Minister of Defense
- In office 3 November 1946 – 16 April 1947
- President: Gabriel González Videla
- Preceded by: Arnaldo Carrasco
- Succeeded by: Ernesto Merino

Personal details
- Born: 1 May 1911 Santiago, Chile
- Died: 2 June 1975 (aged 64) Santiago, Chile
- Spouse: Elena Cerda
- Children: 9
- Education: Pontifical Catholic University of Chile (LL.B)

= Manuel Bulnes Sanfuentes =

Chilean politician (1911–1975)

Manuel Bulnes Sanfuentes (1 May 1911 – 2 June 1975) was a Chilean politician who served as a minister.

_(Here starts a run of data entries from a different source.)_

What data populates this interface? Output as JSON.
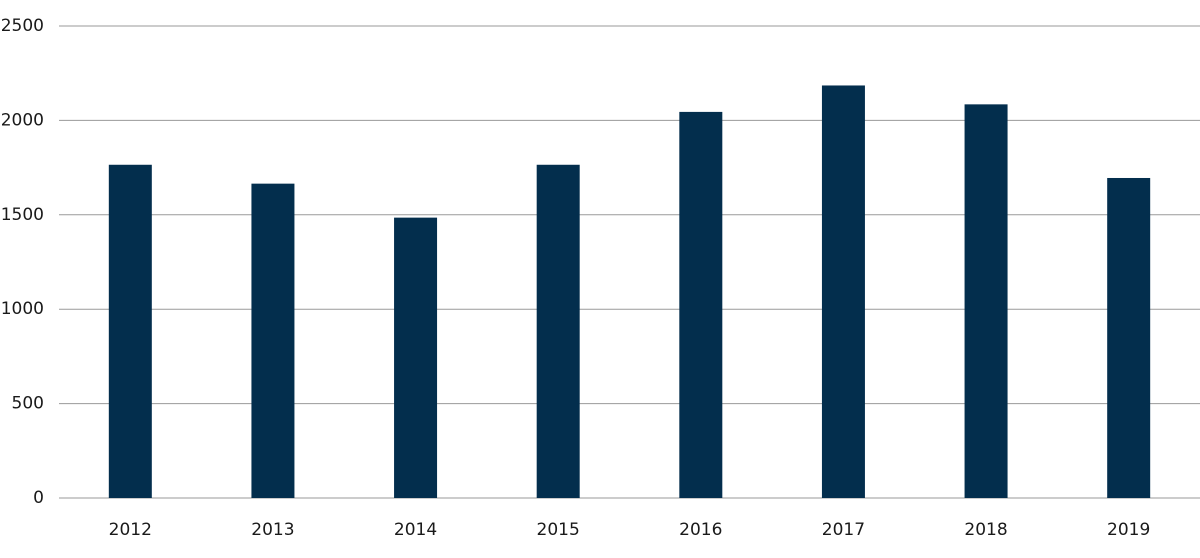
{
  "chart_data": {
    "type": "bar",
    "categories": [
      "2012",
      "2013",
      "2014",
      "2015",
      "2016",
      "2017",
      "2018",
      "2019"
    ],
    "values": [
      1765,
      1665,
      1485,
      1765,
      2045,
      2185,
      2085,
      1695
    ],
    "color": "#032e4d",
    "ylim": [
      0,
      2500
    ],
    "yticks": [
      0,
      500,
      1000,
      1500,
      2000,
      2500
    ],
    "grid": true
  }
}
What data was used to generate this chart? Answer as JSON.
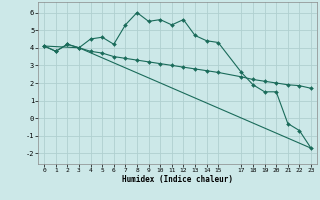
{
  "xlabel": "Humidex (Indice chaleur)",
  "background_color": "#cce8e8",
  "grid_color": "#b0d0d0",
  "line_color": "#1a6b5a",
  "xlim": [
    -0.5,
    23.5
  ],
  "ylim": [
    -2.6,
    6.6
  ],
  "xticks": [
    0,
    1,
    2,
    3,
    4,
    5,
    6,
    7,
    8,
    9,
    10,
    11,
    12,
    13,
    14,
    15,
    17,
    18,
    19,
    20,
    21,
    22,
    23
  ],
  "yticks": [
    -2,
    -1,
    0,
    1,
    2,
    3,
    4,
    5,
    6
  ],
  "line1_x": [
    0,
    1,
    2,
    3,
    4,
    5,
    6,
    7,
    8,
    9,
    10,
    11,
    12,
    13,
    14,
    15,
    17,
    18,
    19,
    20,
    21,
    22,
    23
  ],
  "line1_y": [
    4.1,
    3.8,
    4.2,
    4.0,
    4.5,
    4.6,
    4.2,
    5.3,
    6.0,
    5.5,
    5.6,
    5.3,
    5.6,
    4.7,
    4.4,
    4.3,
    2.6,
    1.9,
    1.5,
    1.5,
    -0.3,
    -0.7,
    -1.7
  ],
  "line2_x": [
    0,
    1,
    2,
    3,
    4,
    5,
    6,
    7,
    8,
    9,
    10,
    11,
    12,
    13,
    14,
    15,
    17,
    18,
    19,
    20,
    21,
    22,
    23
  ],
  "line2_y": [
    4.1,
    3.8,
    4.2,
    4.0,
    3.8,
    3.7,
    3.5,
    3.4,
    3.3,
    3.2,
    3.1,
    3.0,
    2.9,
    2.8,
    2.7,
    2.6,
    2.35,
    2.2,
    2.1,
    2.0,
    1.9,
    1.85,
    1.7
  ],
  "line3_x": [
    0,
    3,
    23
  ],
  "line3_y": [
    4.1,
    4.0,
    -1.7
  ]
}
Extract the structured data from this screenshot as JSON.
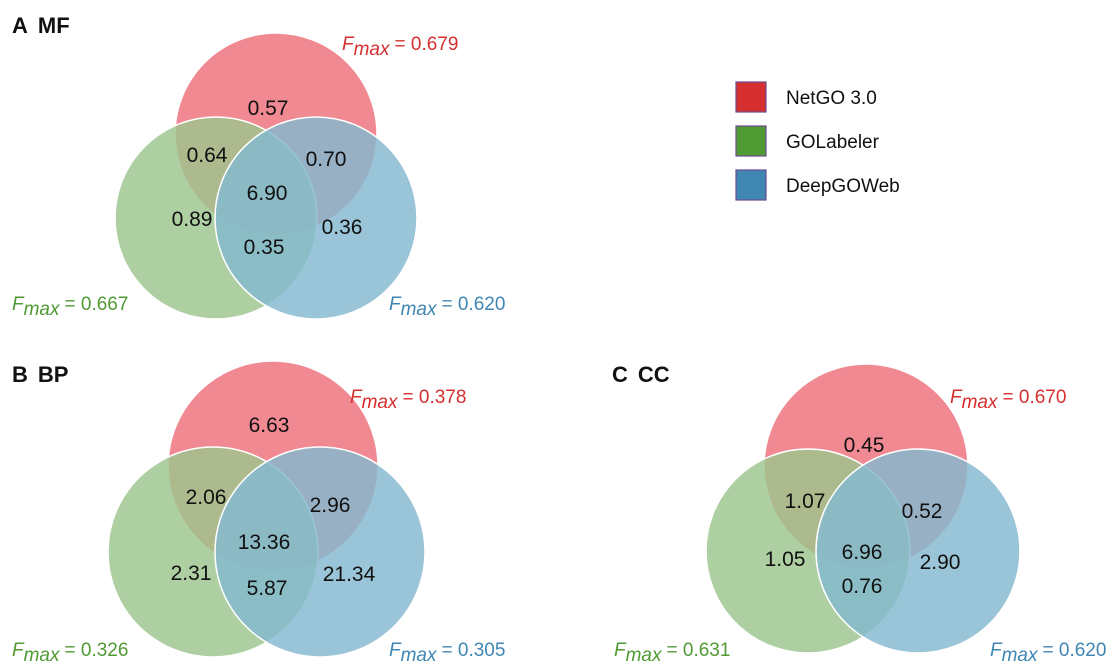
{
  "colors": {
    "netgo": "#d62f2f",
    "golabeler": "#4f9a33",
    "deepgoweb": "#3f86b3",
    "netgo_fill": "#ee6f7b",
    "golabeler_fill": "#9cc58e",
    "deepgoweb_fill": "#84b8d0"
  },
  "legend": {
    "items": [
      {
        "label": "NetGO 3.0",
        "color": "#d62f2f"
      },
      {
        "label": "GOLabeler",
        "color": "#4f9a33"
      },
      {
        "label": "DeepGOWeb",
        "color": "#3f86b3"
      }
    ]
  },
  "fmax_symbol": "F",
  "fmax_sub": "max",
  "panels": [
    {
      "letter": "A",
      "name": "MF",
      "fmax": {
        "netgo": "= 0.679",
        "golabeler": "= 0.667",
        "deepgoweb": "= 0.620"
      },
      "regions": {
        "netgo_only": "0.57",
        "netgo_golabeler": "0.64",
        "netgo_deepgoweb": "0.70",
        "all": "6.90",
        "golabeler_only": "0.89",
        "golabeler_deepgoweb": "0.35",
        "deepgoweb_only": "0.36"
      }
    },
    {
      "letter": "B",
      "name": "BP",
      "fmax": {
        "netgo": "= 0.378",
        "golabeler": "= 0.326",
        "deepgoweb": "= 0.305"
      },
      "regions": {
        "netgo_only": "6.63",
        "netgo_golabeler": "2.06",
        "netgo_deepgoweb": "2.96",
        "all": "13.36",
        "golabeler_only": "2.31",
        "golabeler_deepgoweb": "5.87",
        "deepgoweb_only": "21.34"
      }
    },
    {
      "letter": "C",
      "name": "CC",
      "fmax": {
        "netgo": "= 0.670",
        "golabeler": "= 0.631",
        "deepgoweb": "= 0.620"
      },
      "regions": {
        "netgo_only": "0.45",
        "netgo_golabeler": "1.07",
        "netgo_deepgoweb": "0.52",
        "all": "6.96",
        "golabeler_only": "1.05",
        "golabeler_deepgoweb": "0.76",
        "deepgoweb_only": "2.90"
      }
    }
  ]
}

== Early life and education ==
Bulnes was born in Santiago, Chile, on 1 May 1911, the son of Francisco Bulnes Correa and Blanca Sanfuentes Echazarreta. His brothers Jaime and Francisco both served as members of the Chilean Congress. A member of a prominent political family, Bulnes was a grandson of President Juan Luis Sanfuentes, a great-grandson of President Manuel Bulnes, and a great-great-grandson of President Francisco Antonio Pinto.

He received his primary and secondary education at the Deutsche Schule Santiago and subsequently studied law at the Pontifical Catholic University of Chile. He qualified as a lawyer in 1934.

===Marriage and children===
Bulnes married Elena Cerda Echeverría, daughter of Liberal politician Arturo Cerda Mandiola and Elena Echeverría Garrido. They had nine children: Manuel, Arturo, María Elena, Juan Pablo, Juan Luis, Gonzalo Enrique, Jorge Gonzalo, Ana María and María del Pilar.

==Public career==
Bulnes worked as a teacher and held a number of positions in the financial sector. He served as a director of Seguros La Sudamérica and Banco Español-Chile, and later as a director of the Central Bank of Chile. He also served as president of the Association of Banks of Chile.

A member of the Liberal Party (PL), Bulnes was appointed Minister of National Defense by President Gabriel González Videla on 3 November 1946. He remained in office until 16 April 1947.